Source: Abu'l-Fazl 'Allami, A'IN-I AKBARI (3 vols.). Vol. 1 trans. H. Blochmann, 1927. Vol. 1, pp. 52-54. Ed. *ZDJ*

Book 1, Chapter 19: The Ensigns of Royalty

The Shamsa of the arch of royalty is a divine light, which God directly transfers to kings, without the assistance of men; and kings are fond of external splendor, because they consider it an image of the Divine glory. I shall mention some of the insignia used at present.

1. The Awrang, or throne, is made of several forms; some are inlaid with precious stones, and others are made of gold, silver, etc. 2. The Chatr, or umbrella, is adorned with the most precious jewels, of which there are never less than seven. 3. The Saya-ban is of an oval form, a yard in length, and its handle, like that of the umbrella, is covered with brocade and ornamented with precious stones. One of the attendants holds it, to keep off the rays of the sun. It is also called Aftabgir. 4. The Kawkaba of which several are hung up before the assembly hall.

These four insignia are used by kings only.
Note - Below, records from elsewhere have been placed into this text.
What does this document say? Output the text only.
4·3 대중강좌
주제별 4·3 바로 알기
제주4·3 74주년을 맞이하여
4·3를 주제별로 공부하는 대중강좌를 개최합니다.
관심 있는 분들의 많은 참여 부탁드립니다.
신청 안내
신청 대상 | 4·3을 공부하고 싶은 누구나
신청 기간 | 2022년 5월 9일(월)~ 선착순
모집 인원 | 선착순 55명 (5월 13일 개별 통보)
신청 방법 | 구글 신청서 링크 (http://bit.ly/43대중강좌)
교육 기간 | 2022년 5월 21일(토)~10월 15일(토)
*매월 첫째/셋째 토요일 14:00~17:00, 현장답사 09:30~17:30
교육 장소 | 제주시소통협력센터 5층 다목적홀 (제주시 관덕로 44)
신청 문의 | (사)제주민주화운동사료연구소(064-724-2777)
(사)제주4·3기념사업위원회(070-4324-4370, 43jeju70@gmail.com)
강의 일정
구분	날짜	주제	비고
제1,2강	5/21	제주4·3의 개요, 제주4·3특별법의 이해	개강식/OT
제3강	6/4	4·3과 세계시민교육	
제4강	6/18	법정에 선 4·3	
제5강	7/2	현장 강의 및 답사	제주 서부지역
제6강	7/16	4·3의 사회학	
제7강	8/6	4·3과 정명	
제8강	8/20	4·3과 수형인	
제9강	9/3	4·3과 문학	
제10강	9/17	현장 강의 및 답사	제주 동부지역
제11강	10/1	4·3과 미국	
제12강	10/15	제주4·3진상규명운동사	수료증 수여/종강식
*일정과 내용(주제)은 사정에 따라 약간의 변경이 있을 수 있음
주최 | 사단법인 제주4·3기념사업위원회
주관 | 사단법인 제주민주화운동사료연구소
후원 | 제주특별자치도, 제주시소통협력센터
5. The Alam, or standard. When the king rides out, not less than five of these are carried along with the Qur, wrapped up in scarlet cloth bags. On days of festivity, and in battle, they are unfurled. 6. The Chatrtoq, a kind of Alam, but smaller than it, is adorned with the tails of Tibetan yaks. 7. The Tumantoq is like the Chatroq, but longer. Both insignia are flags of the highest dignity, and the latter is bestowed upon great nobles only. 8. The Jhanda is an Indian flag. The Quri necessarily contains a flag of each kind; but on great occasions many are displayed.

Of musical instruments used in the Naqarahkhana, I may mention, 1. the Kuwarga, commonly called damama; there are eighteen pair of them more or less; and they give a deep sound. 2. The naqara, twenty pair, more or less. 3. The duhul, which of four are used. 4. The Karna is made of gold, silver, brass, and other metals, and they never blow fewer than four. 5. The surna of the Persian and Indian kinds; they blow nine together. 6. The nafir, of the Persian, European, and Indian kinds; they blow some of each kind. 7. The sing is of brass and made in the form of a cow’s horn; they blow two together. 8. The sanj, or cymbal, of which three pair are used.

Formerly the band played four gharis before the commencement of the night, and likewise four gharis before daybreak; now they play first at midnight, when the sun commences his ascent, and the second time at dawn. One ghari before sunrise, the musicians commence to blow the surna, and wake up those that are asleep; and one ghari after sunrise, they play a short prelude, when they beat the kuwarga a little, whereupon they blow the karna, the nafir, and the other instruments, without however, making use of the naqara; after a little pause the surnas are blown again, the time of the music being indicated by the nafirs. One hour later the naqaras commence, when all musicians raise “the auspicious strain.” After this they go though the following seven performances. 1. The Mursali, which is the name of a tune played by the mursil; and afterwards the bardasht, which consists likewise of certain tunes, played by the whole band.  This is followed by a pianissimo, and a crescendo passing over into a diminuendo; 2. The playing of the four tunes, called ikhlati, ibtida’I, shirazi, qalandari nigar qatra, or nukhud qatra, which occupies an hour. 3. The playing of the old Khwarizmite tunes.  Of these his Majesty has composed more than two hundred, which are the delight of young and old, especially the tunes Jalalshahi, Mahamirkarkat¸ and the Nawrozi 4. the swelling play of the cymbals. 5. the playing of Ba miyan dawr. 6. The passing into the tunes azfar, also called rah-I bala, after which comes a pianissimo. 7. The Khwarizmite tunes, played by the Mursil, after which he passes into the mursali; he then pauses, and commences the blessings of his Majesty, when the whole band strikes up a pianissimo. Then follows the reading of beautiful sentences and poems. This also lasts for an hour. Afterwards the surna-players perform for another hour, when the whole comes to a proper conclusion.

His Majesty has such a knowledge of the science of music as trained musicians do not possess; and he is likewise an excellent hand in per­forming, especially on the naqara.

Mansabdars, Ahadis, and other troops are employed in this depart­ment. The monthly pay of a foot-soldier does not exceed 340 and is not less than 74 dams.